In einer Abkehr von der gegenwärtigen Politik sagt das Weiße Haus jetzt, dass diese Arbeitgeber den freien Zugang zur Geburtenkontrolle nicht verlängern müssen , aber dafür werden die Versicherungsunternehmen direkt verantwortlich gemacht.

Frauen, die die Geburtenkontrolle beantragen, können sie weiterhin von Co-Pays oder Prämien befreien, aber Universitäten, Krankenhäuser und andere Institutionen mit religiösem af die Filiation kann sich weigern, sie zu decken, und die Versicherung der Frau in die Verantwortung der Berichterstattung übergehen.

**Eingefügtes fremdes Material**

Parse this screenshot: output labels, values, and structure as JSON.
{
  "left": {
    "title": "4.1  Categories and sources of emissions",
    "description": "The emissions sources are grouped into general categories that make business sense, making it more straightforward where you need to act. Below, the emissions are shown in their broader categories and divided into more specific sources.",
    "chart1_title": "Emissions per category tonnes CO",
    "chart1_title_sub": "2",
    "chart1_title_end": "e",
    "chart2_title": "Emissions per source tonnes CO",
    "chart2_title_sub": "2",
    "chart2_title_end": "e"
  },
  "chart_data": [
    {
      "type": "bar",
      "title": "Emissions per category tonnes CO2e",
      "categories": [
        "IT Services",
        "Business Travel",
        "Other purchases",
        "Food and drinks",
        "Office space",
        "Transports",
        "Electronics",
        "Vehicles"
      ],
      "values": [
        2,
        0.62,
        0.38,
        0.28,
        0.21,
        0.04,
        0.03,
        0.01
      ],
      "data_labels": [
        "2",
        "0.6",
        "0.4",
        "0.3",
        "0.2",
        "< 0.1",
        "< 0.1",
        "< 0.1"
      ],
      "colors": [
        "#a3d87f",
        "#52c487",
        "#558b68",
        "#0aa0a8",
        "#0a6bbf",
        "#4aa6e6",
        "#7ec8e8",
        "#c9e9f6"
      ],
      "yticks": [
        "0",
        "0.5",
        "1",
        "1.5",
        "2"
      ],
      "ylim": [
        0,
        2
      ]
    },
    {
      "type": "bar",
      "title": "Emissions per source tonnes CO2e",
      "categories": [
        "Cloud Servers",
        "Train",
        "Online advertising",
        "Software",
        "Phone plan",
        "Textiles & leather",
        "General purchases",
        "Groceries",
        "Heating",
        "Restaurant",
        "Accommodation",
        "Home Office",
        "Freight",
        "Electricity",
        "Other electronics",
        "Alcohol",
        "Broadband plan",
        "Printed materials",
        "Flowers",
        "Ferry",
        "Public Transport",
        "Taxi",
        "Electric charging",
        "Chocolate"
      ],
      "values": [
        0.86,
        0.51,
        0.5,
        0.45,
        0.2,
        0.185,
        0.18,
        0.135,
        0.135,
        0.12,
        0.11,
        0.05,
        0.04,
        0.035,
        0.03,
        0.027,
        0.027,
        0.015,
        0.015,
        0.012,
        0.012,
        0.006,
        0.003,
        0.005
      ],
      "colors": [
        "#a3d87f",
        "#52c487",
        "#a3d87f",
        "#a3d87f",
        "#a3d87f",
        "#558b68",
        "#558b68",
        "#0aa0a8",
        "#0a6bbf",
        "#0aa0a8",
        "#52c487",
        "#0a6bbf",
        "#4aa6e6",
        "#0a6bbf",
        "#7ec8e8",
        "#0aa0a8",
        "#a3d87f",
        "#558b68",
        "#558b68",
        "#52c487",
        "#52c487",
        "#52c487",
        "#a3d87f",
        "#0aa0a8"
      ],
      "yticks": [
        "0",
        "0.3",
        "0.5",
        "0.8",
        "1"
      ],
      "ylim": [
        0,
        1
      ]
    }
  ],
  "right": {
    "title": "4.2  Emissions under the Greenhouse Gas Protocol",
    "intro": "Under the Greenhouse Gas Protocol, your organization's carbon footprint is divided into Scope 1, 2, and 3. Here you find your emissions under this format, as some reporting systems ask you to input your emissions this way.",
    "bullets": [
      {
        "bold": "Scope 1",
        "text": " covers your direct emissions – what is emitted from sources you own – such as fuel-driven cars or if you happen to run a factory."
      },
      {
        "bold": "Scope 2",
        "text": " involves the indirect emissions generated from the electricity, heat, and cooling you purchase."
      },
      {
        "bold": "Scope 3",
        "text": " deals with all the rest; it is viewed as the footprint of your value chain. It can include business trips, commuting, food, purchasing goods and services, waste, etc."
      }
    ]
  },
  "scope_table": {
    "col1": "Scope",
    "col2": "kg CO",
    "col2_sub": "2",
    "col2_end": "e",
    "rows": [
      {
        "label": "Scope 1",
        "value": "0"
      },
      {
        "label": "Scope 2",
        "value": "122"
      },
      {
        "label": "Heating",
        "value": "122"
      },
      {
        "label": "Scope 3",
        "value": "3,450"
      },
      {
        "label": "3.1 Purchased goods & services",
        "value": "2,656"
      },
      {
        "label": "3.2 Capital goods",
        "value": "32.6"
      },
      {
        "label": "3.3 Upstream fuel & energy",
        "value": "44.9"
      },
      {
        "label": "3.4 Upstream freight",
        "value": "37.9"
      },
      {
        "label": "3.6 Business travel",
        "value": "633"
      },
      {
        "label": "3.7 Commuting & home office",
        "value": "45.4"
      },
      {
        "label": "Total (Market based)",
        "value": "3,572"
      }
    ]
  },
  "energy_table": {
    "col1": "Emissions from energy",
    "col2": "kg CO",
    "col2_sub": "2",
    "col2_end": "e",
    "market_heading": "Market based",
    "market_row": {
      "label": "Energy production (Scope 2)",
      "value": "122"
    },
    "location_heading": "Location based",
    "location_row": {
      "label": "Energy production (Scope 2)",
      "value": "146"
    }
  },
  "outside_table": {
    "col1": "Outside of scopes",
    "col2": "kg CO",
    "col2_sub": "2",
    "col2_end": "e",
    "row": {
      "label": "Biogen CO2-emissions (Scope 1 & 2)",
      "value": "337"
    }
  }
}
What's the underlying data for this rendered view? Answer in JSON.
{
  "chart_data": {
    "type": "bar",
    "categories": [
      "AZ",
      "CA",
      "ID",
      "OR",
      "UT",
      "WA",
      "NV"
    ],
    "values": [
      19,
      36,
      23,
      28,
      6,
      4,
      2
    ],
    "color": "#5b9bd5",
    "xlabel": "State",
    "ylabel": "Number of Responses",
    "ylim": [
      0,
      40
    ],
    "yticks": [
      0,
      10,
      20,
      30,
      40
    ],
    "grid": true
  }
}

In einer Pressekonferenz am Freitagmorgen nannte ein ungenannter hoher Verwaltungsbeamter den Umzug "eine Unterkunft" für religiöse Gruppen, die sich gegen die Politik wehrten ermöglicht Frauen den Zugang zu Geburtenkontrolle.

"Wir haben immer noch die Ausnahme für Angestellte in Kirchen", sagte der Beamte. "Aber alle Frauen haben Zugang zu kostenloser Vorsorge, einschließlich Verhütung, egal wo sie arbeiten. Das ist das Kernprinzip, das hier auf dem Spiel steht."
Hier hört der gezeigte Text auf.